Jason Goodwin's local farm shop has it all — including prices which ring up in historic dates.
A lot of us are missing lockdown already. It’s been so relaxing, without dinners to attend or parties to arrange, no teas, no commutes. Enterprises that called for decision and diplomacy were stayed, together with the school run. There are villages, normally martyred to persistent traffic, where children have been riding bicycles along the street in Just William-style gangs as their parents sit outside, listening to birdsong. We all had homemade haircuts. The ecologists call it de-growth.
In the mid 1980s, I found myself in a supermarket with a visiting Polish academic. I breezed the aisles, picking up butter, eggs, dishwasher powder and frozen peas, as she stood frowning. When I paid at the checkout with a plastic card, she was almost in tears. ‘Why do you people have so many different butters? How do you choose? What is it for?’
‘Freedom of choice’ I might have said then, with a certain superiority. Now, I’m not so sure. We have dismantled the power of tradition in favour of perpetual choice, a chimera. Supermarkets may sell 10,000 different lines, but few turned out to be imperative. We did just fine, between the health-food shop and the farm shop, eating a lot of salad and tiding ourselves over the Hungry Gap on local asparagus, roots, leeks and early cabbage.

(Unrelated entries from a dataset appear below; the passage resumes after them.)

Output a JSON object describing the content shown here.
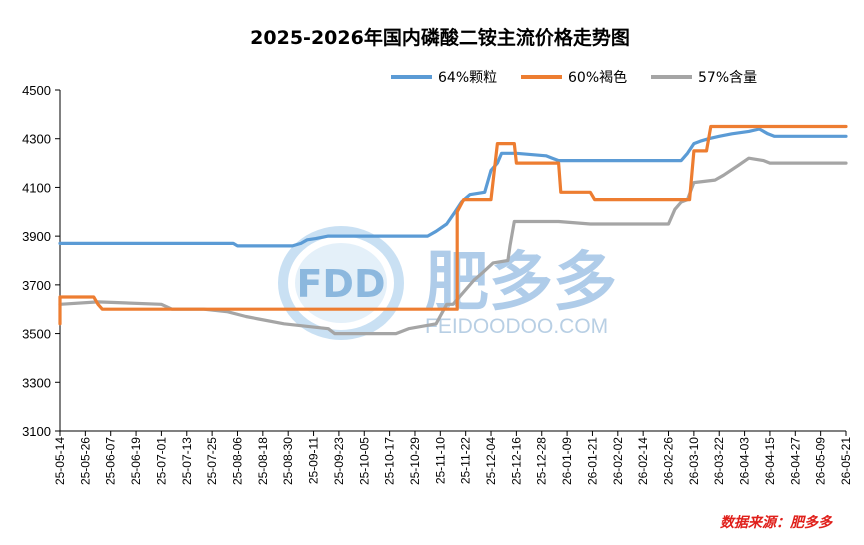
{
  "chart_data": {
    "type": "line",
    "title": "2025-2026年国内磷酸二铵主流价格走势图",
    "source_note": "数据来源：肥多多",
    "watermark": {
      "logo_text": "FDD",
      "brand_cn": "肥多多",
      "brand_url": "FEIDOODOO.COM"
    },
    "xlabel": "",
    "ylabel": "",
    "ylim": [
      3100,
      4500
    ],
    "yticks": [
      3100,
      3300,
      3500,
      3700,
      3900,
      4100,
      4300,
      4500
    ],
    "grid": false,
    "legend_position": "top-right",
    "x_ticks": [
      "25-05-14",
      "25-05-26",
      "25-06-07",
      "25-06-19",
      "25-07-01",
      "25-07-13",
      "25-07-25",
      "25-08-06",
      "25-08-18",
      "25-08-30",
      "25-09-11",
      "25-09-23",
      "25-10-05",
      "25-10-17",
      "25-10-29",
      "25-11-10",
      "25-11-22",
      "25-12-04",
      "25-12-16",
      "25-12-28",
      "26-01-09",
      "26-01-21",
      "26-02-02",
      "26-02-14",
      "26-02-26",
      "26-03-10",
      "26-03-22",
      "26-04-03",
      "26-04-15",
      "26-04-27",
      "26-05-09",
      "26-05-21"
    ],
    "series": [
      {
        "name": "64%颗粒",
        "color": "#5b9bd5",
        "points": [
          [
            "25-05-14",
            3870
          ],
          [
            "25-08-04",
            3870
          ],
          [
            "25-08-06",
            3860
          ],
          [
            "25-09-01",
            3860
          ],
          [
            "25-09-05",
            3870
          ],
          [
            "25-09-08",
            3885
          ],
          [
            "25-09-12",
            3890
          ],
          [
            "25-09-18",
            3900
          ],
          [
            "25-11-04",
            3900
          ],
          [
            "25-11-08",
            3920
          ],
          [
            "25-11-13",
            3950
          ],
          [
            "25-11-17",
            4000
          ],
          [
            "25-11-20",
            4040
          ],
          [
            "25-11-24",
            4070
          ],
          [
            "25-12-01",
            4080
          ],
          [
            "25-12-04",
            4170
          ],
          [
            "25-12-07",
            4200
          ],
          [
            "25-12-09",
            4240
          ],
          [
            "25-12-16",
            4240
          ],
          [
            "25-12-30",
            4230
          ],
          [
            "26-01-02",
            4220
          ],
          [
            "26-01-05",
            4210
          ],
          [
            "26-03-04",
            4210
          ],
          [
            "26-03-07",
            4240
          ],
          [
            "26-03-10",
            4280
          ],
          [
            "26-03-13",
            4290
          ],
          [
            "26-03-17",
            4300
          ],
          [
            "26-03-22",
            4310
          ],
          [
            "26-03-28",
            4320
          ],
          [
            "26-04-05",
            4330
          ],
          [
            "26-04-10",
            4340
          ],
          [
            "26-04-14",
            4320
          ],
          [
            "26-04-17",
            4310
          ],
          [
            "26-05-21",
            4310
          ]
        ]
      },
      {
        "name": "60%褐色",
        "color": "#ed7d31",
        "points": [
          [
            "25-05-14",
            3540
          ],
          [
            "25-05-14",
            3650
          ],
          [
            "25-05-22",
            3650
          ],
          [
            "25-05-30",
            3650
          ],
          [
            "25-06-01",
            3620
          ],
          [
            "25-06-03",
            3600
          ],
          [
            "25-11-18",
            3600
          ],
          [
            "25-11-18",
            4000
          ],
          [
            "25-11-21",
            4050
          ],
          [
            "25-12-04",
            4050
          ],
          [
            "25-12-07",
            4280
          ],
          [
            "25-12-15",
            4280
          ],
          [
            "25-12-16",
            4200
          ],
          [
            "26-01-05",
            4200
          ],
          [
            "26-01-06",
            4080
          ],
          [
            "26-01-20",
            4080
          ],
          [
            "26-01-22",
            4050
          ],
          [
            "26-03-08",
            4050
          ],
          [
            "26-03-10",
            4250
          ],
          [
            "26-03-16",
            4250
          ],
          [
            "26-03-18",
            4350
          ],
          [
            "26-05-21",
            4350
          ]
        ]
      },
      {
        "name": "57%含量",
        "color": "#a5a5a5",
        "points": [
          [
            "25-05-14",
            3620
          ],
          [
            "25-06-01",
            3630
          ],
          [
            "25-07-01",
            3620
          ],
          [
            "25-07-06",
            3600
          ],
          [
            "25-07-21",
            3600
          ],
          [
            "25-08-01",
            3590
          ],
          [
            "25-08-10",
            3570
          ],
          [
            "25-08-16",
            3560
          ],
          [
            "25-08-28",
            3540
          ],
          [
            "25-09-18",
            3520
          ],
          [
            "25-09-21",
            3500
          ],
          [
            "25-10-08",
            3500
          ],
          [
            "25-10-20",
            3500
          ],
          [
            "25-10-26",
            3520
          ],
          [
            "25-11-08",
            3540
          ],
          [
            "25-11-13",
            3620
          ],
          [
            "25-11-16",
            3620
          ],
          [
            "25-11-26",
            3720
          ],
          [
            "25-11-30",
            3750
          ],
          [
            "25-12-05",
            3790
          ],
          [
            "25-12-12",
            3800
          ],
          [
            "25-12-13",
            3860
          ],
          [
            "25-12-15",
            3960
          ],
          [
            "26-01-05",
            3960
          ],
          [
            "26-01-20",
            3950
          ],
          [
            "26-02-26",
            3950
          ],
          [
            "26-03-01",
            4010
          ],
          [
            "26-03-04",
            4040
          ],
          [
            "26-03-07",
            4050
          ],
          [
            "26-03-10",
            4120
          ],
          [
            "26-03-20",
            4130
          ],
          [
            "26-03-24",
            4150
          ],
          [
            "26-03-31",
            4190
          ],
          [
            "26-04-05",
            4220
          ],
          [
            "26-04-12",
            4210
          ],
          [
            "26-04-15",
            4200
          ],
          [
            "26-05-21",
            4200
          ]
        ]
      }
    ]
  }
}
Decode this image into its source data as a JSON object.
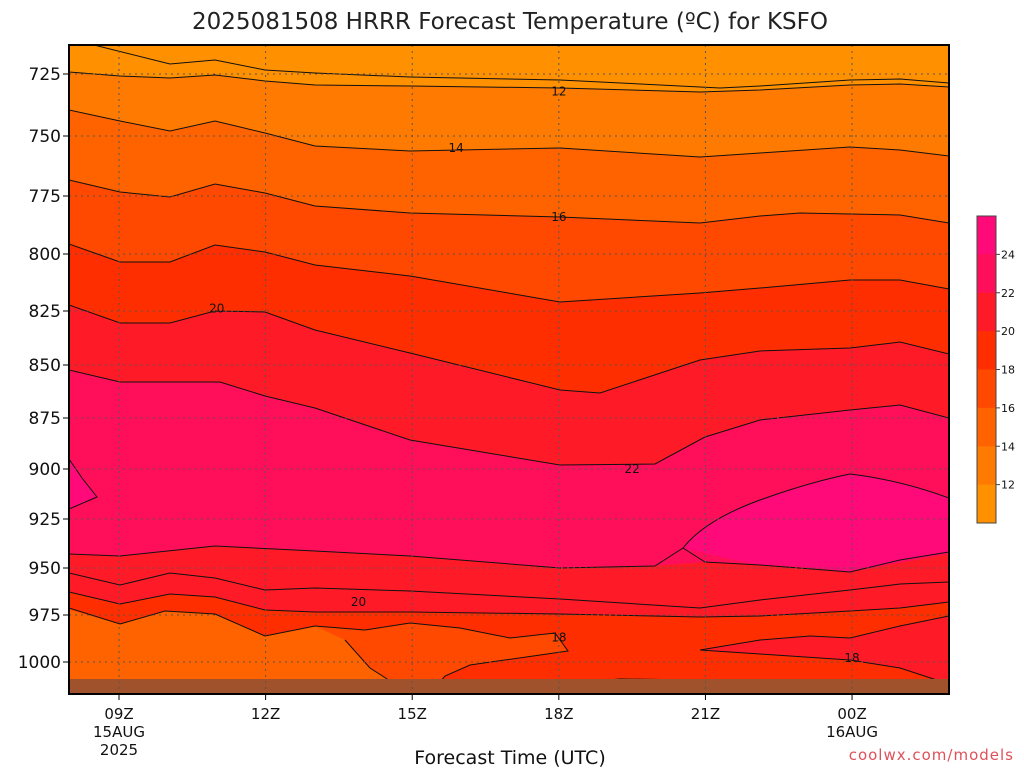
{
  "chart_data": {
    "type": "heatmap",
    "title": "2025081508 HRRR Forecast Temperature (ºC) for KSFO",
    "xlabel": "Forecast Time (UTC)",
    "ylabel": "",
    "credit": "coolwx.com/models",
    "y_scale": "inverted pressure (hPa)",
    "y_ticks": [
      "725",
      "750",
      "775",
      "800",
      "825",
      "850",
      "875",
      "900",
      "925",
      "950",
      "975",
      "1000"
    ],
    "x_ticks": [
      {
        "label": "09Z",
        "sub1": "15AUG",
        "sub2": "2025"
      },
      {
        "label": "12Z",
        "sub1": "",
        "sub2": ""
      },
      {
        "label": "15Z",
        "sub1": "",
        "sub2": ""
      },
      {
        "label": "18Z",
        "sub1": "",
        "sub2": ""
      },
      {
        "label": "21Z",
        "sub1": "",
        "sub2": ""
      },
      {
        "label": "00Z",
        "sub1": "16AUG",
        "sub2": ""
      }
    ],
    "grid": true,
    "colorbar": {
      "placement": "right",
      "ticks": [
        "24",
        "22",
        "20",
        "18",
        "16",
        "14",
        "12"
      ],
      "colors": [
        "#ff0a78",
        "#ff0f5a",
        "#ff1a28",
        "#ff2e00",
        "#ff4800",
        "#ff6300",
        "#ff7a00",
        "#ff9000"
      ]
    },
    "contour_labels": [
      {
        "text": "12",
        "time_h": 18,
        "pressure": 732
      },
      {
        "text": "14",
        "time_h": 15.9,
        "pressure": 755
      },
      {
        "text": "16",
        "time_h": 18,
        "pressure": 784
      },
      {
        "text": "20",
        "time_h": 11,
        "pressure": 824
      },
      {
        "text": "22",
        "time_h": 19.5,
        "pressure": 900
      },
      {
        "text": "20",
        "time_h": 13.9,
        "pressure": 968
      },
      {
        "text": "18",
        "time_h": 18,
        "pressure": 987
      },
      {
        "text": "18",
        "time_h": 24,
        "pressure": 998
      }
    ],
    "ground_color": "#a0522d"
  }
}
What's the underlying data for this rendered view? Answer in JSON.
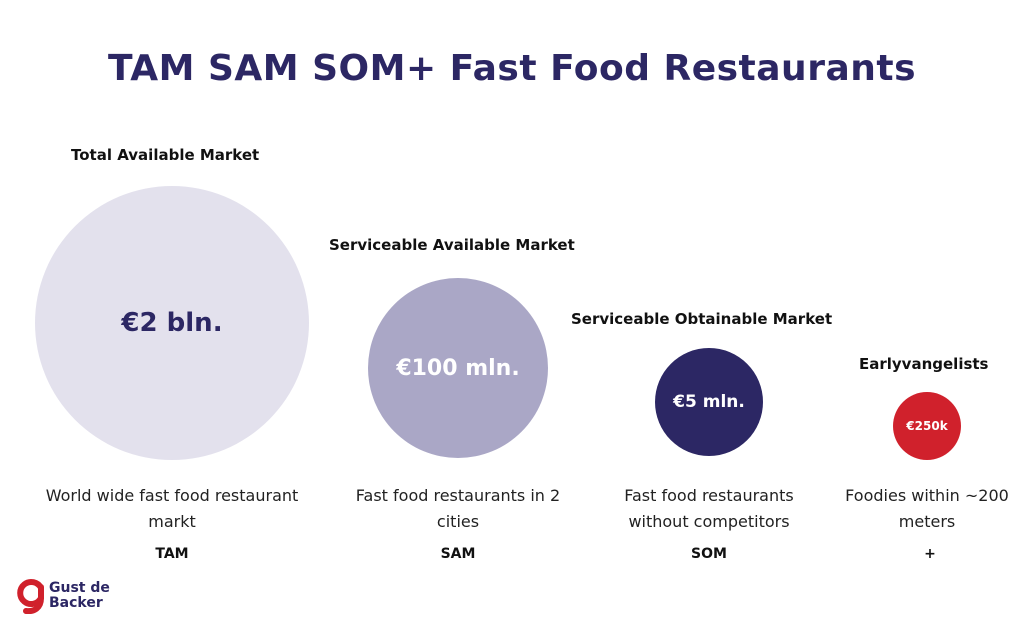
{
  "title": "TAM SAM SOM+ Fast Food Restaurants",
  "markets": [
    {
      "heading": "Total Available Market",
      "value": "€2 bln.",
      "description": "World wide fast food restaurant markt",
      "abbr": "TAM",
      "color": "#e3e1ed"
    },
    {
      "heading": "Serviceable Available Market",
      "value": "€100 mln.",
      "description": "Fast food restaurants in 2 cities",
      "abbr": "SAM",
      "color": "#aaa7c6"
    },
    {
      "heading": "Serviceable Obtainable Market",
      "value": "€5 mln.",
      "description": "Fast food restaurants without competitors",
      "abbr": "SOM",
      "color": "#2c2764"
    },
    {
      "heading": "Earlyvangelists",
      "value": "€250k",
      "description": "Foodies within ~200 meters",
      "abbr": "+",
      "color": "#d0212c"
    }
  ],
  "logo": {
    "line1": "Gust de",
    "line2": "Backer",
    "color": "#d0212c"
  }
}
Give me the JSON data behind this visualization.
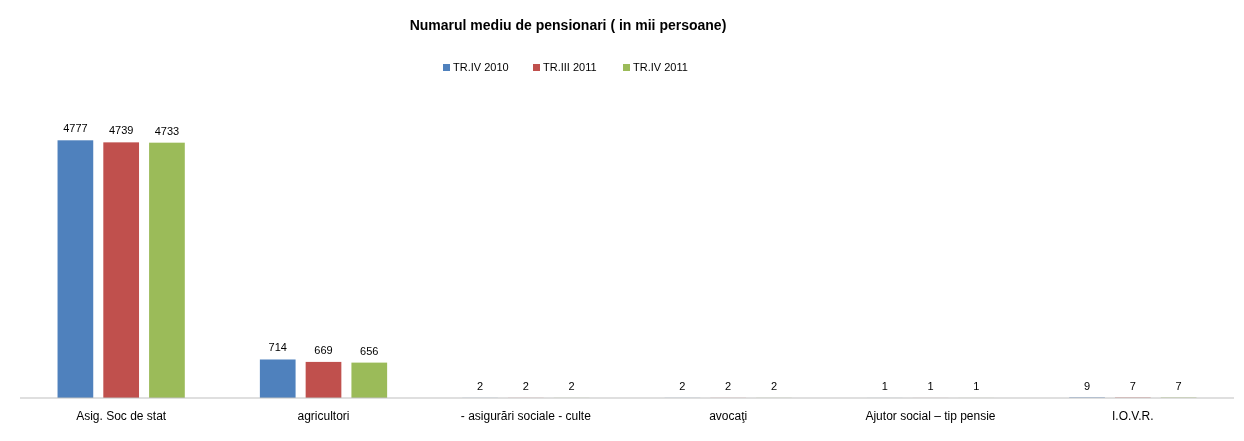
{
  "chart_data": {
    "type": "bar",
    "title": "Numarul mediu de pensionari ( in mii persoane)",
    "categories": [
      "Asig. Soc de stat",
      "agricultori",
      "- asigurări sociale - culte",
      "avocaţi",
      "Ajutor social – tip pensie",
      "I.O.V.R."
    ],
    "series": [
      {
        "name": "TR.IV 2010",
        "color": "#4f81bd",
        "values": [
          4777,
          714,
          2,
          2,
          1,
          9
        ]
      },
      {
        "name": "TR.III 2011",
        "color": "#c0504d",
        "values": [
          4739,
          669,
          2,
          2,
          1,
          7
        ]
      },
      {
        "name": "TR.IV 2011",
        "color": "#9bbb59",
        "values": [
          4733,
          656,
          2,
          2,
          1,
          7
        ]
      }
    ],
    "data_labels": true,
    "legend": "top",
    "grid": false
  }
}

At the Bride Valley Farm Shop, Patricia sells sweet longhorn beef from the herd her husband keeps on the surrounding hills, grass fed, locally slaughtered and seasoned with wholesome and rewarding chat. The shop has a small-paned bow window, a bell on the door and red lino on the floor; the walls are painted cream.
“We’ve had Domesday Book for £10.86, the Sack of Constantinople at £12.04 and, for £16.88, a pound of sausages, a rolled skirt, two sausage rolls and the Glorious Revolution”
Patricia, who owns the shop, and Anne or Elisabeth, who assist, stand behind display counters, the one to the left for beef and lamb, the one on the right for cheese (blue vinney, Coastal Cheddar), black pudding and sausage rolls. Every so often, an inspector takes away a sausage roll for analysis at Porton Down, outside Salisbury. This is the kind of useful fact you learn by visiting. The rolls, which Patricia makes at home, have never yet failed the inspection.
Before the shop, Patricia taught history at a girls’ boarding school; the pedagogic instinct is with her still. ‘That’ll be £16.49,’ she says, when she’s totted up the bill for ribs, skirt and a pound of mince. ‘Not a good year for Charles I.’
It goes to show how important it is to know your dates and the unexpected uses of history. ‘Better for Cromwell, though,’ I retort, to show I’m keeping up. Or perhaps I’ve bought fore rib: ‘That’ll be £19.53,’ she says. I’m on it in a flash: ‘Coronation and the conquest of Everest?’
The key to this game is moderation, not to spend too much — £27.63 doesn’t cut it — or too little. I’m hazy on the Dark Ages and it isn’t worth driving out for the Fall of Rome, which is only a few sausages, but anything above a tenner is workable. We’ve had Domesday Book for £10.86, the Sack of Constantinople at £12.04 and, for £16.88, a pound of sausages, a rolled skirt, two sausage rolls and the Glorious Revolution.
We specialise in English history, but £17.89 for a free-range chicken and 2lb of short rib has to mean the French Revolution. ‘A very good year for butchers, too,’ I add, in my best Sydney Carton manner.
The last time Patricia fetched me smoked bacon, which you have to ask for by name, we got the Festival of Britain, which turned out to be the abdication of Edward VIII once we’d checked our sums.